Gold Mine or Blind Alley? Functional Programming for Big Data & Machine Learning

Functional programming is touted as a solution for big data problems. Why is it advantageous? Why might it not be? And who is using it now?

I have not yet read James Joyce's Ulysses. The majority of the population also has not. However, of those who have, it seems that most laud it. It is so universally praised that even people who have never read the book reference it as an archetypal masterpiece. Presumably, reading it doesn't require a special skill set beyond reasonable literacy. And yet the set of people who have read it remains small relative to those who know of it and could potentially read it.

Periodically, technologies emerge which fit this pattern. A small fervent group of devotees evangelize it, while a far broader population knows it by name. This broader group occasionally feigns familiarity, and may possess a loose sense that it is important, but really has no idea why.

One such technology is functional programming. Functional programming languages like Haskell and OCaml boast several battalions of devoted acolytes. The broader population possesses a loose notion that functional programming is useful for big data, but mostly doesn't use it In this article I'll provide an overview of the advantages and disadvantages of functional programming for machine learning and data science. Then I'll consider whether its purported benefits are currently exploited by practitioners and academics in these areas.

What is Functional Programming

A thorough treatment of any specific functional language is outside of the scope of this post. Instead I'll introduce some of the most important aspects that most such languages share.

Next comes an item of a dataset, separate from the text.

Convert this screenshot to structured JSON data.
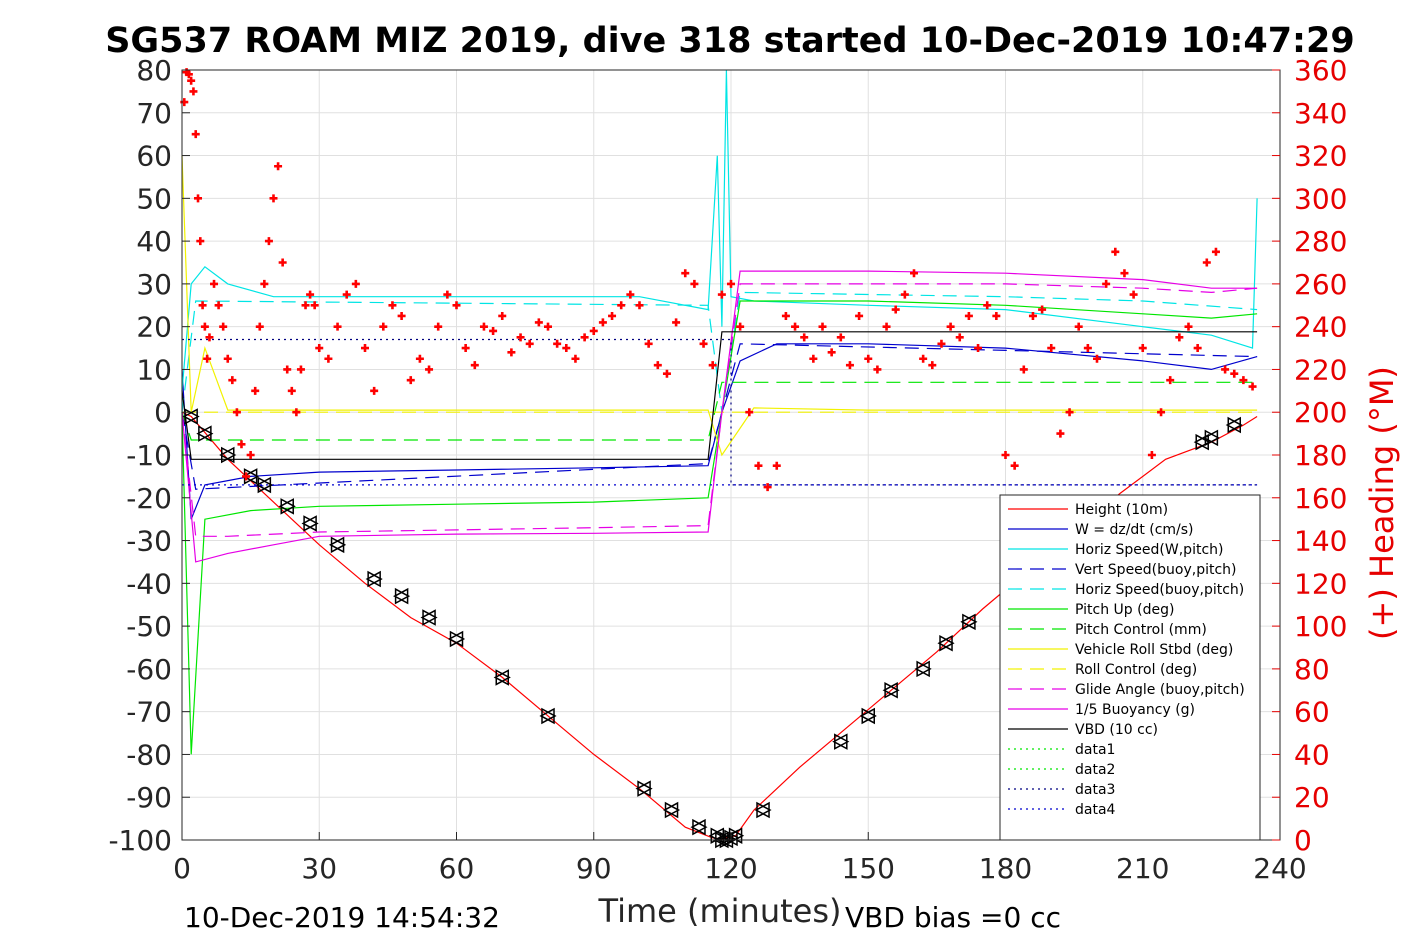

Functional programming is a paradigm which rejects several aspects of its opposite, imperative programming, and introduces a few new ideas, several of which have been subsequently adopted by many popular imperative programming languages.

What You Can Do

First-Order Functions
Functional programming supports first order functions. These functions can be passed as arguments to other functions, can be spun up anonymously, and can be composed of other functions. This can be convenient for machine learning algorithms when you may want to pass functions as parameters such as different regularizers, update rules, or even learning algorithms altogether. One simple but useful application of composing functions from other functions might be quickly defining a mixed-norm regularization function. Another might be defining the computation that takes place at any node in a neural network. While first-order functions are useful, it is widely available in many other languages which are not purely functional. Scala, Julia, and Python all support first-order functions.

Type System
The functional programming community has created rich and powerful type systems. Unlike the simpler systems in lower-level languages like C, or invisible type systems in languages like Python, functional languages like Haskell provide an easy way to create new types, alias types, and even effect polymorphism via types. This can be especially useful when implementing machine learning algorithms. Consider a complicated neural network architecture in which each example has real valued features (floating point numbers), each edge in the graph has a weight (also a float), each node has both an input (float) and activation (float between 0 and 1). Then when back-propagating the error, each node has a delta value (float), and each node an approximate gradient component (float). Unfortunately, it is exceedingly easy to mess up, when implementing such an algorithm, taking input to a layer, instead of activation for example, and this might never create an error in the C language as long as no out of bounds errors arise. A language like Haskell, however, makes it easy to define separate types for gradients, activations, deltas, weights, etc. and to guarantee that a function operates only on the correct types. As a result, many programming errors that would otherwise seep through and require manual debugging can be caught by the compiler. A data science toolbox end-user may not benefit directly, but anyone implementing algorithms themselves clearly would. More expressive type systems, inspired by functional languages have grown in popularity. Julia, for example offers a rich type system in an otherwise imperative language.

What You Cannot Do

Equally as important as what functional programming languages enable is what they expressly prohibit. So-called pure functional languages forbid state and traditional iteration structures. Absent side effects, all computation is done by evaluating functions, and these functions should behave the same way any time they are called with precisely the same arguments. Functional programs forbid assignment. It would be impossible to write the following program in a purely functional language:

x = 5

x = 10

It is therefore impossible to write loops in the iterative way (which involve incrementing a counter or repeatedly testing a condition). Instead all loops must be implemented with recursion. This might seem absurdly restrictive. Why would we want to give up assignment? Further, the real world, and the models we are training presumably do have evolving state. Who are we trying to fool by pretending that they do not?